The code needed to get the results is shown below and is treated more
carefully in the documentation. The noisy data and the prediction of
network is shown in the bottom.
function demo_2input
% Load the data.
data=load('dat.1');
x = [data(:,1) data(:,2)];
y = data(:,3);
% Draw the data. The data is not sorted.
figure
title({'The noisy training data'});
[xi,yi,zi]=griddata(data(:,1),data(:,2),data(:,3),-1.8:0.01:1.8,[-1.8:0.01:1.8]');
mesh(xi,yi,zi)
% Create an MLP network for regression model. function mlp
% initializes weights to zero.
nin=size(x,2);
nhid=10;
nout=1;
net = mlp2('mlp2r', nin, nhid, nout);
% Create a Gaussian multivariate hierarchical prior with ARD
% for network...
net=mlp2normp(net, {{repmat(0.1,1,net.nin) 0.05 0.5 -0.05 1} ...
{0.1 0.05 0.5} ...
{0.1 -0.05 0.5} ...
{1}});
% ...and the same for residual.
net.p.r = norm_p({0.05 0.05 0.5});
% Set the options for Monte Carlo sampling
opt=mlp2r_mcopt;
opt.repeat=50;
opt.plot=0;
opt.hmc_opt.steps=40;
opt.hmc_opt.stepadj=0.1;
hmc2('state', sum(100*clock));
% Initialize weights to zero and sample for the first time.

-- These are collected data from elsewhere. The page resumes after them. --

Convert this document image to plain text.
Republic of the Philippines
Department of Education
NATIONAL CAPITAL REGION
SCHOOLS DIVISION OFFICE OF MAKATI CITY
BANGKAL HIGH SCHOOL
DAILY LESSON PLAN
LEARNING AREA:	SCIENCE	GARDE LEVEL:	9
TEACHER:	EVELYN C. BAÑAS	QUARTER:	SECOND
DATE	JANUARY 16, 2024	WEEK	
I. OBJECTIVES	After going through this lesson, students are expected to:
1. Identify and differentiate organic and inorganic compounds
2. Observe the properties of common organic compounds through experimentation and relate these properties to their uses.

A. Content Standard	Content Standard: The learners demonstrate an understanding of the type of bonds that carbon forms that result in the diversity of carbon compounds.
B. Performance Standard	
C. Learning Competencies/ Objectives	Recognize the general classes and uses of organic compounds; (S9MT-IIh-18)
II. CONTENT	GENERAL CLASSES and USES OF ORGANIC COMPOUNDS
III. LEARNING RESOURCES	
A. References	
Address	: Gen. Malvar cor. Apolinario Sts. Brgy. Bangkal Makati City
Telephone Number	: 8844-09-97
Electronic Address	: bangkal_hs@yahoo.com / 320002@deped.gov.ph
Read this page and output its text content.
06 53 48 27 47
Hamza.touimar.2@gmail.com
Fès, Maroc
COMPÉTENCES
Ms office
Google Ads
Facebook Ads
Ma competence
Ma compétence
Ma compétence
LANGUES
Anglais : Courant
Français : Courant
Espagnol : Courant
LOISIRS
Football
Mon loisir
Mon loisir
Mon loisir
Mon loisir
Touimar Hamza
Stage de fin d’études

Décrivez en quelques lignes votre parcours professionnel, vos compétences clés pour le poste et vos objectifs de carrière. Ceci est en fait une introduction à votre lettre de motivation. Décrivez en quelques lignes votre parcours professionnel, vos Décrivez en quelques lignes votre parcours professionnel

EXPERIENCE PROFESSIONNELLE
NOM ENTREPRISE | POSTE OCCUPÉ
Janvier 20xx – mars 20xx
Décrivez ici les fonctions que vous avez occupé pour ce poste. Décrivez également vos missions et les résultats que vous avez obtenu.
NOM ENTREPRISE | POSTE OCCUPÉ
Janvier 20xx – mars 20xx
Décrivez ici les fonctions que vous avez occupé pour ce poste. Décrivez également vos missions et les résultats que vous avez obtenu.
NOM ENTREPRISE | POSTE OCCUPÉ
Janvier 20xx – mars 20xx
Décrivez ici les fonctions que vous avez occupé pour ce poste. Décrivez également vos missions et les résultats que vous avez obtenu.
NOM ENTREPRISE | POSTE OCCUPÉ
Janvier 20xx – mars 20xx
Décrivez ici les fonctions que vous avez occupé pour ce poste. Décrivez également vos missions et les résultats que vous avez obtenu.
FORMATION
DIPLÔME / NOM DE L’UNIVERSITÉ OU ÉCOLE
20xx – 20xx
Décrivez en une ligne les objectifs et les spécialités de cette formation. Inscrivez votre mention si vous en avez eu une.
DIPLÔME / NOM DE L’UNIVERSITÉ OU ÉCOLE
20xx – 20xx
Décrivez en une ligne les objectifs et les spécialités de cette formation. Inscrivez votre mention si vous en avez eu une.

% The opt.gibbs = 0 for this round of MC-sampling, so the
% sampling is done only for weigths. This way we can reach the
% equilibrium distribution more quickly.
net = mlp2unpak(net, mlp2pak(net)*0);
[r1,net1]=mlp2r_mc(opt, net, x, y);
% Now sample also for hyper-priors with Gibbs sampling.
opt.hmc_opt.stepadj=0.2;
opt.hmc_opt.steps=60;
opt.repeat=70;
opt.gibbs=1;
[r2,net2]=mlp2r_mc(opt, net1, x, y, [], [], r1);
% Now we should be close to equilibrium already and we can start
% the sampling with windowing and persistence.
opt.hmc_opt.stepadj=0.3;
opt.hmc_opt.steps=100;
opt.hmc_opt.window=5;
opt.hmc_opt.persistence=1;
[r3,net3]=mlp2r_mc(opt, net2, x, y, [], [], r2);
% Sample for the posterior 2500 samples from which every second
% is taken after 41 burn-in samples (the function thin).
opt.repeat=60;
opt.hmc_opt.steps=100;
opt.hmc_opt.stepadj=0.5;
opt.nsamples=2500;
[r,net]=mlp2r_mc(opt, net3, x, y, [], [], r3);
mlp=thin(r,150,25);
% Create new data with the right scale checked above
figure
[p1,p2]=meshgrid(-1.8:0.05:1.8,-1.8:0.05:1.8);
p=[p1(:) p2(:)];
tms=squeeze(mlp2fwds(mlp,p))';
g=mean(tms);
%Plot the new data
gp=zeros(size(p1));
gp(:)=g;
mesh(p1,p2,gp);
axis on;
Figure 1. A training data with Gaussian noise.
Figure 2. The prediction from MLP network.